Surplus gestured toward the sickroom. “What my friend means is that the ambassador is not conscious. The doctors are with him now. But he is gravely ill, and I fear they can do him little good.”

“Oh?” In three strides, Koschei was in the sickroom and had pulled shut the door behind him. Two voices rose in protest, but if the wanderer made reply, Arkady could not hear it. For several minutes the voices clamored louder and more agitatedly until suddenly the strannik emerged again, hoisting the doctors up by the napes of their coats, so high that their feet struggled and failed to reach the ground. One after the other, he threw them out the front door. Then he fetched their bags and threw them after. Magog bemusedly closed the door on the two. “They are impious men,” Koschei said. “You can expect no good from them.”

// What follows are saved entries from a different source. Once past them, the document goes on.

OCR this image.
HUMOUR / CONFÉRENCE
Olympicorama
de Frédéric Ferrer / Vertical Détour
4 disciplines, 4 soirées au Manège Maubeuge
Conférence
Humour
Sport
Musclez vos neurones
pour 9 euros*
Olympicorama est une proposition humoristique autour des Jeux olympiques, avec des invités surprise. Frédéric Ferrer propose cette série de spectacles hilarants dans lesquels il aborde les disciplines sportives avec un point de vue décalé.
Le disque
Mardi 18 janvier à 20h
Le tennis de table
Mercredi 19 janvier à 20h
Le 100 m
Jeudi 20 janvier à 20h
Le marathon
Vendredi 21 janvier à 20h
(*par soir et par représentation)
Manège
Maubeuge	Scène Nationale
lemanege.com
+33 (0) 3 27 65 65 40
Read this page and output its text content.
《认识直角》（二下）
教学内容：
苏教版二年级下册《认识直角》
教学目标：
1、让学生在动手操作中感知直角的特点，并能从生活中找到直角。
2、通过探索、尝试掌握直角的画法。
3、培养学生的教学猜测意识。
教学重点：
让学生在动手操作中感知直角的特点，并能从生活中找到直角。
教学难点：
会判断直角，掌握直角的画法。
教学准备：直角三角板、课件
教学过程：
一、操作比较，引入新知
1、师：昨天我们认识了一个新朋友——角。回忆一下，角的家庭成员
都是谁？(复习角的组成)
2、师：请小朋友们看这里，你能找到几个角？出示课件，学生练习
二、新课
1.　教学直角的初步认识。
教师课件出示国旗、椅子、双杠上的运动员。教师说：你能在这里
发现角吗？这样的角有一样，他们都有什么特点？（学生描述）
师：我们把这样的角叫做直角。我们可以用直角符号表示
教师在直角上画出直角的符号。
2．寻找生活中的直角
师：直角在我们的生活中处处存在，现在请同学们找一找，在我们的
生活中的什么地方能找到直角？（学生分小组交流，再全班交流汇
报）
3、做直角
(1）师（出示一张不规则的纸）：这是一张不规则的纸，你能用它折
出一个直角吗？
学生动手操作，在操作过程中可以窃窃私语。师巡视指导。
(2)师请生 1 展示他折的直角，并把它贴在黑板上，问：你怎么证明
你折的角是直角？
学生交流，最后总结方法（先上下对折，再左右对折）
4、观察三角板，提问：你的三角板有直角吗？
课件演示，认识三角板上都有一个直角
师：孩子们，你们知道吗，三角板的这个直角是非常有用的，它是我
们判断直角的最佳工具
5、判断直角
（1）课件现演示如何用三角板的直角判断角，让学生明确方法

“Good pilgrim, I must protest!” Surplus cried. “Those men were needed to heal the ambassador.”

“The power to heal him belongs to God alone, and from what I have seen of the ambassador, I do not think that Mighty Gentleman will deign to do so.” Koschei unslung his pouch and dropped it at his feet. “Yet I have medicines of my own, and I know much about the human body that your doctors do not. If you wish, I have every confidence that I can return this lost soul to consciousness for a time, so that he might put his affairs in order.”

Darger and Surplus looked at one another. “Yes,” said one of them. “That would be desirable.”

By now, Arkady was finding the conversation almost unbearably tedious. The Pearls required flowers! There was a girl who perhaps-he was ashamed to admit it, even to himself-still had reason to think he was romantically attached to her, and her mother grew the finest roses in town, great hedges of them. They would neither of them miss a few dozen, provided he was careful not to cut many from the same area.

As he edged out the door, he heard the strannik say, “This will take some time. I will require your patience and your silence.”

The town was much quieter when Arkady returned an hour later. So was the house. The gapers and onlookers had all retired for the night and there was only one dim lantern burning on the ground floor. On the front stoop, a small glowing coal and the smell of tobacco identified a great hulking shadow as a Neanderthal sitting guard, smoking a pipe. Yet the second floor was ablaze with oil lamps. The Pearls were apparently too excited by their release from the confines of the caravans to sleep. He could hear a sudden peel of girlish laughter, and then the screech of a heavy piece of furniture being drawn across a bare wood floor. The soft sound of bare feet ran swiftly from one side of the house to the other.